I see him get excited about his career, his new business, about the Mets :D , I watch him laugh till the tears fall (this one is too infrequent, but it happens) I see that little devil smile when he takes me in his arms, I see the tears for others who hurt and sometimes, I see them for himself. Despite all of this and more, he tells me he doesn't feel.

I think, at least as far as he is concerned, that when I point out these things, he closes up to "prove" to me that he doesn't feel. How F'd up is that?! I don't deny that he doesn't feel things as I do, but he does feel. Denying those feelings is something he learned to do quite effectively to protect himself and letting go of that denial is excruciatingly hard for him to do because the little boy in him believes it's very dangerous. The little boy was right then, the man is wrong now, but the man never learned. I can't imagine that place. Your husband may be having the same horrible dilema.

Just a thought.

ROCK ON........Trish
 
Wow, you all make me think so much.

It seems he is just "not feeling" with regard to me. Because he does get excited about work stuff. But sometimes he does seem a little depressed in general. I know he cares for me. I know he must be numbing me out because I'm the closest person to him.

Is it something he learned to do that is related to dissociation? Numbing out at will? I don't know how to do it so I thought it must be a learned skill.
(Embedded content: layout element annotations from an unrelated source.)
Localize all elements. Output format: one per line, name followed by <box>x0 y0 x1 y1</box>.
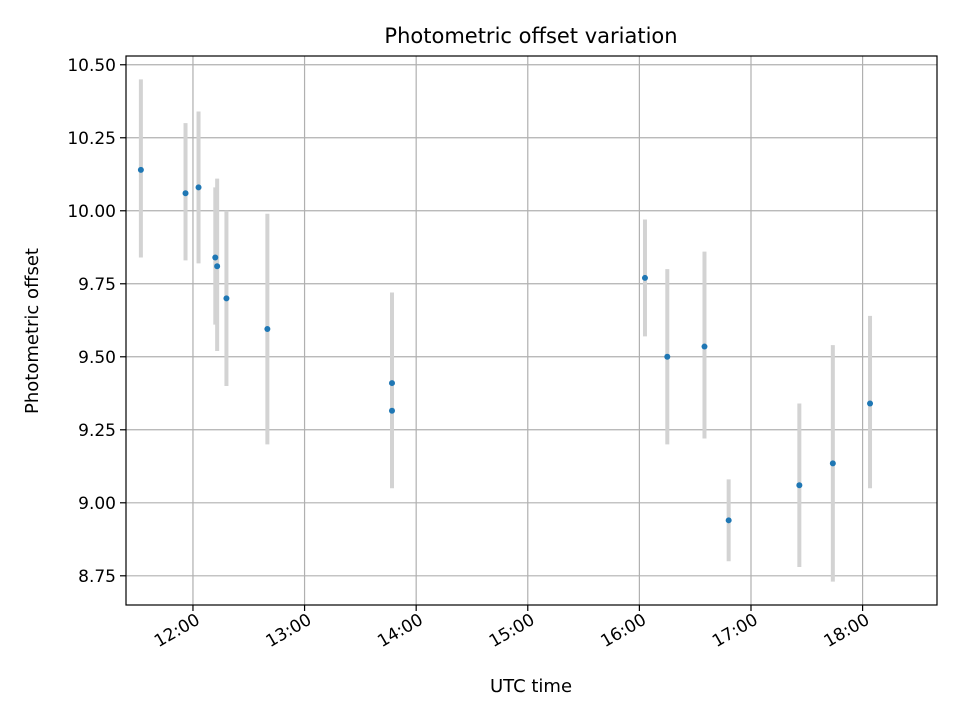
y-tick-label: 10.00 <box>67 202 116 222</box>
data-points <box>137 166 874 524</box>
data-point <box>796 482 803 489</box>
data-point <box>195 184 202 191</box>
data-point <box>223 295 230 302</box>
grid <box>126 56 937 605</box>
y-axis-label: Photometric offset <box>22 248 43 414</box>
data-point <box>641 274 648 281</box>
y-axis-ticks: 8.75 9.00 9.25 9.50 9.75 10.00 10.25 10.50 <box>67 56 126 587</box>
data-point <box>829 460 836 467</box>
y-tick-label: 10.25 <box>67 129 116 149</box>
y-tick-label: 9.25 <box>78 421 116 441</box>
plot-frame <box>125 55 938 606</box>
data-point <box>212 254 219 261</box>
data-point <box>388 380 395 387</box>
data-point <box>264 326 271 333</box>
y-tick-label: 10.50 <box>67 56 116 76</box>
y-tick-label: 8.75 <box>78 567 116 587</box>
x-axis-label: UTC time <box>490 676 572 697</box>
data-point <box>214 263 221 270</box>
y-tick-label: 9.50 <box>78 348 116 368</box>
data-point <box>725 517 732 524</box>
data-point <box>388 407 395 414</box>
data-point <box>867 400 874 407</box>
data-point <box>182 190 189 197</box>
data-point <box>701 343 708 350</box>
y-tick-label: 9.75 <box>78 275 116 295</box>
chart-title: Photometric offset variation <box>384 24 677 48</box>
data-point <box>137 166 144 173</box>
data-point <box>664 353 671 360</box>
y-tick-label: 9.00 <box>78 494 116 514</box>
Or, Trish, denial of feelings. That's an interesting thought. If it's true then he knows he's lying to me when he says he feels nothing. Hmmm.
 
Brokenhearted,

I don't think denial and lying are exactly the same thing. Someone who is color blind can be told that the shirt in front of them is bright yellow, but they see it as grey. They know you're telling them the truth, that it's yellow, but it's not what they see, so therefore, it's grey. The person who is color blind isn't lying when they tell you the shirt is grey, it's what they see.

Now, if you're dealing with a 6 year old, he'll fight you tooth and nail because he can't possibly understand that what he sees isn't the truth. It takes time and growth to learn that their eyes are playing a weird trick on them and that they just aren't seeing the world as the majority of others do. Our adult survivors are dealing with their truths as their young minds saw them. They never learned otherwise.

I don't know if this analogy exactly works, but it's the best one I could think of.

ROCK ON......Trish
 
Trish,

I think you're on the right track there. Perhaps another analogy would be that a hurting survivor sometimes finds himself thinking with the intellectual tools of adulthood but working with the emotional skills of the abused boy he was years ago.

On denial and lying I like your comparison with perception of colors. I really do think it's a matter what someone "sees".